On August 13, the CFTC adopted final rules setting forth a harmonization scheme that would apply to mutual funds and closed-end funds (RICs) that participate in commodity investments (e.g., futures and most swaps) beyond a de minimis trading level or that market themselves as participating in commodity investments. Sponsors, distributors and/or managers of these non-exempt funds were required to register with the CFTC as a Commodity Pool Operator (CPO) by December 31, 2012. However, these CPOs' disclosure, recordkeeping and reporting obligations were suspended pending the CFTC's adoption of proposals seeking to harmonize the CFTC and SEC compliance schemes applicable to CPOs of RICs.

With the harmonization scheme adopted last week, RIC CPOs will be required to meet applicable CFTC disclosure, reporting and recordkeeping obligations. However, their compliance burden is significantly mitigated as the adopted rules permit a "substituted compliance" approach, under which the CFTC will deem, in large part, the RIC CPO's compliance with the SEC's disclosure, reporting and recordkeeping requirements as dual compliance with applicable CFTC rules. If, however, at any time, the CPO of a RIC is not in compliance with SEC parallel requirements, the CPO will be deemed to have violated CFTC regulations and could be subject to both SEC and CFTC enforcement actions.

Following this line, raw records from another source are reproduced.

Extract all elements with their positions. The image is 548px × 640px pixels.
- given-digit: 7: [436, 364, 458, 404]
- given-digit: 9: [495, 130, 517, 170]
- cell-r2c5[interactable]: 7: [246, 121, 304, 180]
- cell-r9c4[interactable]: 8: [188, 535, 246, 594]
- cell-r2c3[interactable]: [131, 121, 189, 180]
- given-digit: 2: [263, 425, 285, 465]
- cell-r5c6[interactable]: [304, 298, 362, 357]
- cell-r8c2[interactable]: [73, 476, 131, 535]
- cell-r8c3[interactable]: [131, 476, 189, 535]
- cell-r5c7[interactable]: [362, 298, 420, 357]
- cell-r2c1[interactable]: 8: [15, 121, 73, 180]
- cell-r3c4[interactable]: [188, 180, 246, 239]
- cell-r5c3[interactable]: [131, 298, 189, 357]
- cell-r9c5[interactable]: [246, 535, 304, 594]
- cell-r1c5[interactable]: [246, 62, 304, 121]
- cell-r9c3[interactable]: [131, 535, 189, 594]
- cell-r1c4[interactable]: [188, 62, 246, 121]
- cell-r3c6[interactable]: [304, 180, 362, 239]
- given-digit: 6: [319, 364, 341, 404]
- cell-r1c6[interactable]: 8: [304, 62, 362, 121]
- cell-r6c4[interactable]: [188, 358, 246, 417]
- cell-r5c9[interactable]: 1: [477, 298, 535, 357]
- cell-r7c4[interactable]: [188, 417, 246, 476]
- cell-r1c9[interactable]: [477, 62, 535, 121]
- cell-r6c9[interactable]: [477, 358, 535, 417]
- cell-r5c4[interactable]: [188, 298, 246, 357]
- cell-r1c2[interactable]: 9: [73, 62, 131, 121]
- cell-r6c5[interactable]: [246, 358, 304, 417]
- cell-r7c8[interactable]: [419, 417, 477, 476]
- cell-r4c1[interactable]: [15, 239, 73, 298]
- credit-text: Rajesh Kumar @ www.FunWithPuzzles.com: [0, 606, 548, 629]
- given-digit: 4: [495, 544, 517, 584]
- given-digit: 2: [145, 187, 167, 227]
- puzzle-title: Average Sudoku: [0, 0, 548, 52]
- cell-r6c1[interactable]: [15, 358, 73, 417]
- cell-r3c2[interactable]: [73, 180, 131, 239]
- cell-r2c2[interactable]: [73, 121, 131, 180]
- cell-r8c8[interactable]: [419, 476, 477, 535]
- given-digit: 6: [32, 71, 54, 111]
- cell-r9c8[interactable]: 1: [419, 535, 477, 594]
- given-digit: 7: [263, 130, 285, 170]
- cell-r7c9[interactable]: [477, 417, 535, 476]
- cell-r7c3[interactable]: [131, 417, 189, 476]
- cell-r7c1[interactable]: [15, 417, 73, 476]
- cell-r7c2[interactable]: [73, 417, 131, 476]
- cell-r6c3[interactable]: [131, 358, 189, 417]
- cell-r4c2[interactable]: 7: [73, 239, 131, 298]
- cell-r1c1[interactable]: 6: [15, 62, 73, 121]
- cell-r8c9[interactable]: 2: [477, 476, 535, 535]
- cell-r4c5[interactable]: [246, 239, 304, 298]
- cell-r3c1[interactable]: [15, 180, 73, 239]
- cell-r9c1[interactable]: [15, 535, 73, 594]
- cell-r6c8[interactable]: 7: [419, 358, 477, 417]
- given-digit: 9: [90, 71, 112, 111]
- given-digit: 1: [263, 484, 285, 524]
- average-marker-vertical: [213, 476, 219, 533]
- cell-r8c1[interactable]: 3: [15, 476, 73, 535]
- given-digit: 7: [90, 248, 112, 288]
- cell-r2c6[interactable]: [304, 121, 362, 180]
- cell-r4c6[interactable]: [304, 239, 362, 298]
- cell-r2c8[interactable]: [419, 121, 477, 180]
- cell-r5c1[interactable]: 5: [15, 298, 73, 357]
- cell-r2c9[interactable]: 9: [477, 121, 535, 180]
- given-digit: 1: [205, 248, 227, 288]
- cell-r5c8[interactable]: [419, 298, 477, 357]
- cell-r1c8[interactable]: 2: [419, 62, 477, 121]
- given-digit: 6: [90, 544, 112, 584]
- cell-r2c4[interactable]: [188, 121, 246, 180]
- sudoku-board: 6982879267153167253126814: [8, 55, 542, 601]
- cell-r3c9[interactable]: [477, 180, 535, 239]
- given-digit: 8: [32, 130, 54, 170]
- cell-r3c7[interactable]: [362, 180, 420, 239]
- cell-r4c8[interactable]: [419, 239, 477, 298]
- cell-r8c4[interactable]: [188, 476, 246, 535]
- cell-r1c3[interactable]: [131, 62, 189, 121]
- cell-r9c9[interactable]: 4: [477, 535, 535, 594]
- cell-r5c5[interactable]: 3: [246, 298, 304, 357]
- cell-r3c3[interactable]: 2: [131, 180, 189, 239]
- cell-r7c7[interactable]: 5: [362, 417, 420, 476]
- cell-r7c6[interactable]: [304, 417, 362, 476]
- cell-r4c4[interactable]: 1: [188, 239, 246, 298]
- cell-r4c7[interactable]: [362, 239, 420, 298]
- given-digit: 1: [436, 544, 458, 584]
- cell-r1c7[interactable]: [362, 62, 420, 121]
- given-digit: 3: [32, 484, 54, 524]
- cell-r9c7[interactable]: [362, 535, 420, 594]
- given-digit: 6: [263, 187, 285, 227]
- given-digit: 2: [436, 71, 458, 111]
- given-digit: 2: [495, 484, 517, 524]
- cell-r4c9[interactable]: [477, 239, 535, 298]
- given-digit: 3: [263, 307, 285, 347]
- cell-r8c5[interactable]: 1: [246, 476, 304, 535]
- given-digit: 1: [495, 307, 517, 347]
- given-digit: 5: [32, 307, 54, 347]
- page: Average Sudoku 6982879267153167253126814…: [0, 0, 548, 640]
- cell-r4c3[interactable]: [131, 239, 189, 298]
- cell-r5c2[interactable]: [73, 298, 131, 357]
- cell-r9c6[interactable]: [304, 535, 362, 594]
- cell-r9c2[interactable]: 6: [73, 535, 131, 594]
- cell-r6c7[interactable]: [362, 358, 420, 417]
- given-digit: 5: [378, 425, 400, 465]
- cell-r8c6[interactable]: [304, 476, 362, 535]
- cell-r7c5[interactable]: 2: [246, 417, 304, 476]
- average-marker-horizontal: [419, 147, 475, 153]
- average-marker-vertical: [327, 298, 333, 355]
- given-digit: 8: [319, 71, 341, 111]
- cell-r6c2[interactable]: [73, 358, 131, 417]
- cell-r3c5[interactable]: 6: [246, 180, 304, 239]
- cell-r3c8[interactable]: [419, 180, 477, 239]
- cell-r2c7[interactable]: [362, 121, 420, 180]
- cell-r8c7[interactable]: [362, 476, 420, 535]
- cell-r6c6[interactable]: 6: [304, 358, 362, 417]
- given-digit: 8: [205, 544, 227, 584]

Substituted Compliance Approach

Under the harmonization scheme, RIC CPOs can choose whether to comply with the CFTC compliance obligations in full, or rely on the "substituted compliance" regime. To rely on the "substituted compliance" regime, the CPO of the RIC must:

  • file a notice with the National Futures Association (NFA) that it will use the substituted compliance regime; 
  • for funds that have less than 3 years of operations, they must disclose the performance of all accounts and pools that are managed by the CPO and that have investment objectives, policies, and strategies substantially similar to those of the fund; 
  • file financial statements with the NFA that it prepares pursuant to SEC requirements; and 
  • file a notice with the NFA indicating use or intent to use third-party service providers for recordkeeping purposes, and file a statement from a third party record-keeper acknowledging its agreement to keep the RIC's records covered by CFTC rules and to make those records available for inspection.

Each open-end RIC must meet all conditions of the rule by the time of its filing of its next post-effective amendment with the SEC (for new RICs, at the time of filing its initial registration statement). Closedend RICs also must meet the requirements by the time of the filing of their next registration statement.

SEC's Guidance Update

The SEC staff (Staff) issued a guidance update summarizing the views of the SEC's Division of Investment Management on disclosure and compliance matters concerning RICs' investments in commodities and derivatives. The Staff reiterated its concern that funds must clearly and adequately disclose their use of commodities and derivatives, and their associated risks. The Staff also reminded funds about their obligation to disclose information about the Board's role in risk oversight, including investment risk.

The guidance also discusses how funds with fewer than three years of performance may, in conformity with the new CFTC rules, disclose in prospectuses performance of other accounts or pools with substantially similar investment objectives, policies and strategies. The Staff suggested that these performance disclosures should generally include the performance of all other funds and accounts meeting the criteria (unless their exclusion would not cause the performance shown to be materially misleading).

The Staff also reiterated that fund and adviser compliance programs should include policies to ensure consistency of investments with disclosed investment strategies. Finally, the Staff noted that, for RICs investing in commodities, the mandated legend under Rule 481 ("the SEC has not approved or disapproved of the securities . . .") should be amended to indicate also that the CFTC has not approved of the disclosures in a registration statement.

Final Rule: Harmonization of Compliance Obligations for Registered Investment Companies Required to Register as Commodity Pool Operators, Commodity Futures Trading Commission (RIN 3038-AD75) (August 13, 2013).

Disclosure and Compliance Matters for Investment Company Registrants that Invest in Commodity Interests, Securities & Exchange Commission, IM-Guidance Update No. 2013-05 (August 2013).